His physical presence will be missed, especially considering how little of that is featured with the current group.

What the Leafs Lost Up Front

The Toronto Maple Leafs are perhaps the most forward heavy team in the league. They did see some important players go elsewhere, and it will be hard to replace some of their intangibles.

Undersized Alexander Kerfoot

Kerfoot was useful yet overpaid for his role. There are a few Toronto Marlies who can do exactly what he did (and more) for a fraction of what he got from the Arizona Coyotes. Some of the remaining players might lament his absence in the locker room, but everyone else is tickled that he’s gone.

Pesky Michael Bunting

This is a tough one. Hometown boy who openly pined to be a Leaf. His Sideshow Bob act wore thin and reminded many of Nazem Kadri. He was willing to get dirty in the greasy areas (unlike some of the higher paid players on the team) and he put up some decent point totals. You would think that anyone could do this, but between Hyman and Bunting is a long list of guys who couldn’t, such as Nick Ritchie and Ilya Mikheyev.

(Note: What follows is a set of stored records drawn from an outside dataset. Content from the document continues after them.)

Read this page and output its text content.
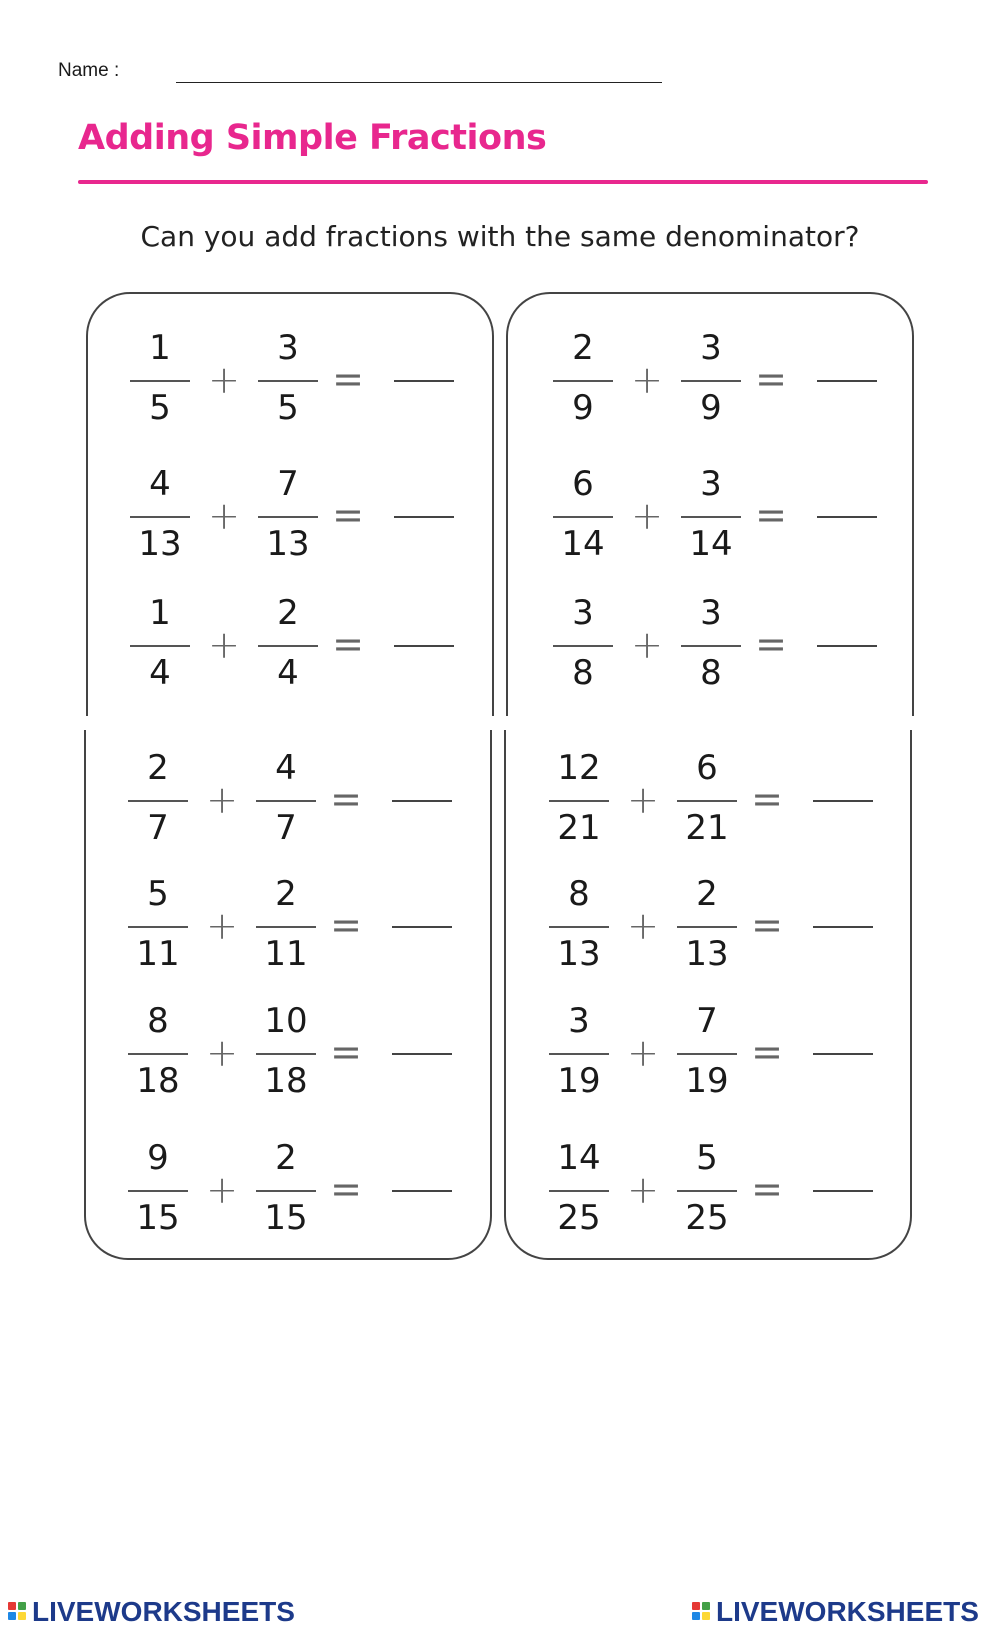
Name :
Adding Simple Fractions
Can you add fractions with the same denominator?
1
5
+
3
5
=
4
13
+
7
13
=
1
4
+
2
4
=
2
9
+
3
9
=
6
14
+
3
14
=
3
8
+
3
8
=
2
7
+
4
7
=
5
11
+
2
11
=
8
18
+
10
18
=
9
15
+
2
15
=
12
21
+
6
21
=
8
13
+
2
13
=
3
19
+
7
19
=
14
25
+
5
25
=
LIVEWORKSHEETS	LIVEWORKSHEETS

Barring a star turn from a rookie like Matthew Kniews, there is no way for the Leafs to replace the value Bunting brought for $900K.

Gritty Noel Acciari

Any guy who is consistently amongst the league leaders in hits and blocked shots will be hard to replace. Acciari was the Leafs forward equivalent to Schenn and the prototype for what any team should desire as a bottom six player come playoff time.

Not signing Acciari was a gigantic mistake by Treliving. The contract he got from the Pittsburgh Penguins was palatable and the Leafs better hope that one of their younger players can duplicate Acciari’s willingness to give up his body to help the team.

Former Conn Smythe Winner Ryan O’Reilly

O’Reilly possesses every positive quality of the seven previous players discussed and then some. Plus, he knows how to win. The Leafs do not. His departure is a colossal loss especially since former GM Kyle Dubas paid a high price to acquire the former St. Louis Blues captain. Apparently, the Leafs wanted to keep him and offered similar money that he accepted from Nasvhille, but O’Reilly didn’t want to return.

Next. That Time the Leafs Wasted Almost 25 Draft Picks. dark

Because of O’Reilly’s presence, faceoff acumen, toughness, and knack for scoring important goals will be what the Leafs miss most this upcoming season.